Javier Ferrero, presidente da claque Planeta Raysta e vice-presidente da plataforma Associação Desportiva Rayo Vallecano (ADRV), que inclui a quase totalidade dos gupos de torcedores que apoiam o clube é peremptório: “Sou sócio do Rayo desde que nasci, mas prefiro cair à segunda divisão do que ver Zozulaya jogar com a nossa camiseta”. A mesma opinião, expressa ao El País, o presidente das torcidas do clube, conhecido por Gelo entre os adeptos, “hoje na internet há uma radiografia completa das pessoas. Ao conhecer uma contratação que queriam fazer, avisamos a diretoria que este jogador não encaixa com os valores que o nosso clube sempre defendeu, que são a solidariedade e a ajuda às pessoas mais desfavorecidas.Trazer um futobolista que se ufanava de pertencer a um grupo nazi da Ucrânia, choca com os nossos princípios”.
As principais torcidas do clube acusam o jogador de ter colocado no Twitter fotografias de Stefan Bandera, nacionalista ucraniano assassinado pelos serviços secretos soviéticos em 1959 e que durante a Segunda Guerra Mundial colaborou com os nazis. Gelo também afirma que o jogador posou em fotografias com o batalhão Azov (destacamento militar názi ucraniano) e com símbolos de partidos de extrema-direita como o Pravy Sektor. Tudo características que são odiadas pelos adeptos do clube do mais famoso bairro operário de Madrid. Não é por acaso que a principal torcida, os Bukaneros, é conhecida pelos seus confrontos com agrupamentos de extrema-direita no futebol espanhol, tendo morrido adeptos seus nesses confrontos.Como Jimmy morto por neonázis do Atlético de Madrid em novembro de 2014.
Roman Zozula em pose com milícia

Roman Zozula em pose com milícia názi

O Rayo Vallecano é conhecido pelas suas campanhas políticas e sociais que envolvem clube, jogadores e adeptos: são frequentes as jornadas anti-racistas, os dias contra a homofobia e a coleta de alimentos para auxiliar as famílias mais probres e os desempregados.O presidente do clube, o empresário Martín Presa, que tem 98% das ações, não nega este ADN social, mas defende a contratação do jogador afirmando que o caracteriza o Vallecas é ser um clube “tolerante”, em que todos podem jogar futebol, “independentemente da ideologia, religião, raça ou cor de pele”. O mesmo entendimento não têm as centenas de adeptos que no último jogo da equipe exibiram cartazes que diziam: “Valleca não é lugar para nazis / Nem para ti, Presa / Vão-se embora”.

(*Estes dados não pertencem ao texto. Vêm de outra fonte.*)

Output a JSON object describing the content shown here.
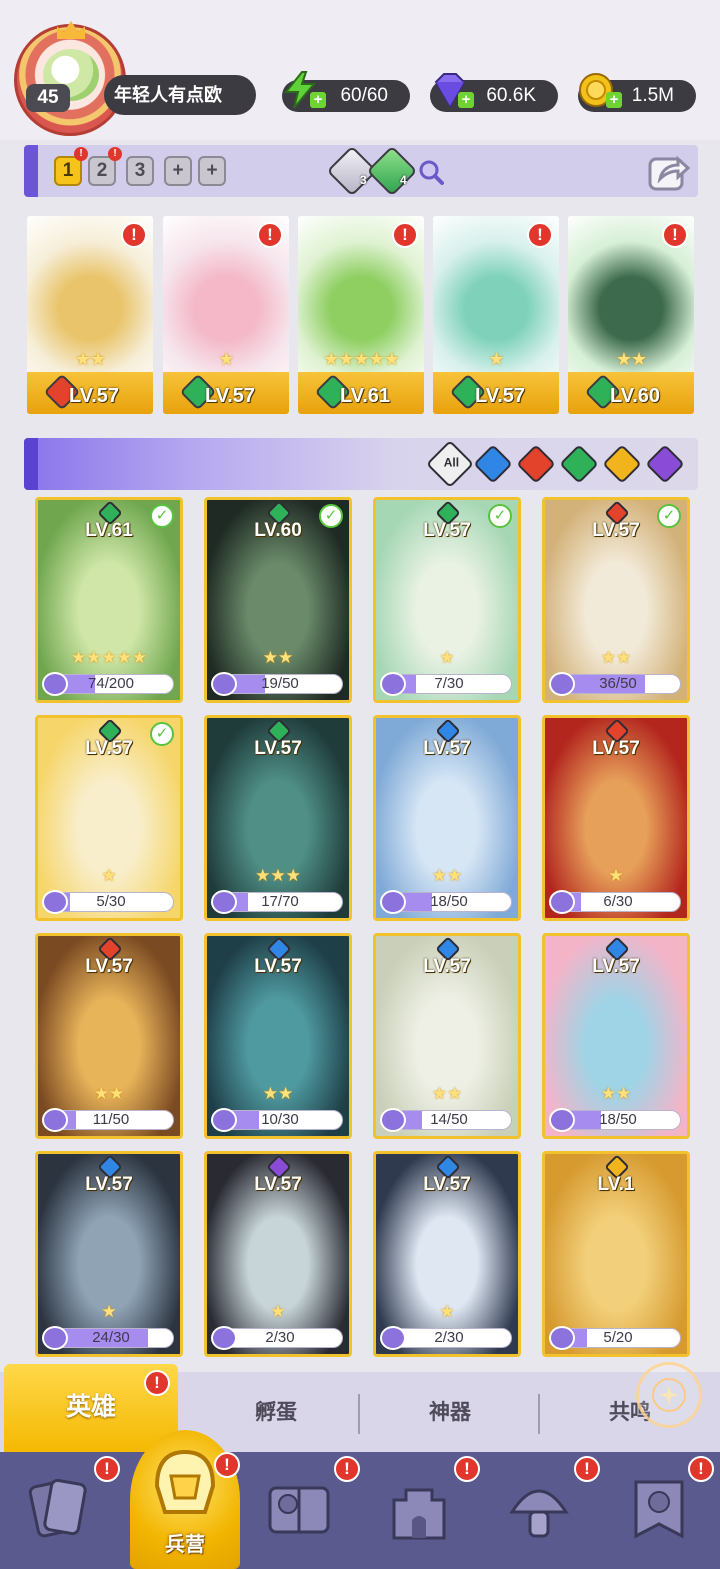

O jogador enviou uma carta à comunicação social e aos sócios do clube desmentindo ser nazi. Acusa um jornalista de ter confundido a camiseta que tinha com o escudo da Ucrânia, com o símbolo de um partido nazi. “Cheguei ao aeroporto de Sevilha com uma camiseta com o escudo do meu país e uns versos do poeta Taras Shevchenko, estudado em todas as escolas da União Soviética”. O jogador não nega ter estado com grupos armados, mas dá uma outra versão: “Não estou vinculado a nenhum grupo názi. Realizei uma importante tarefa de colaborar com o exército para proteger o meu país, ajudando também as crianças desfavorecidas. Tudo isto em tempos muito difíceis de guerra. Acho que este trabalho coincide plenamente com os valores sociais que defende o Rayo Vallecano e os seus adeptos incondicionais”.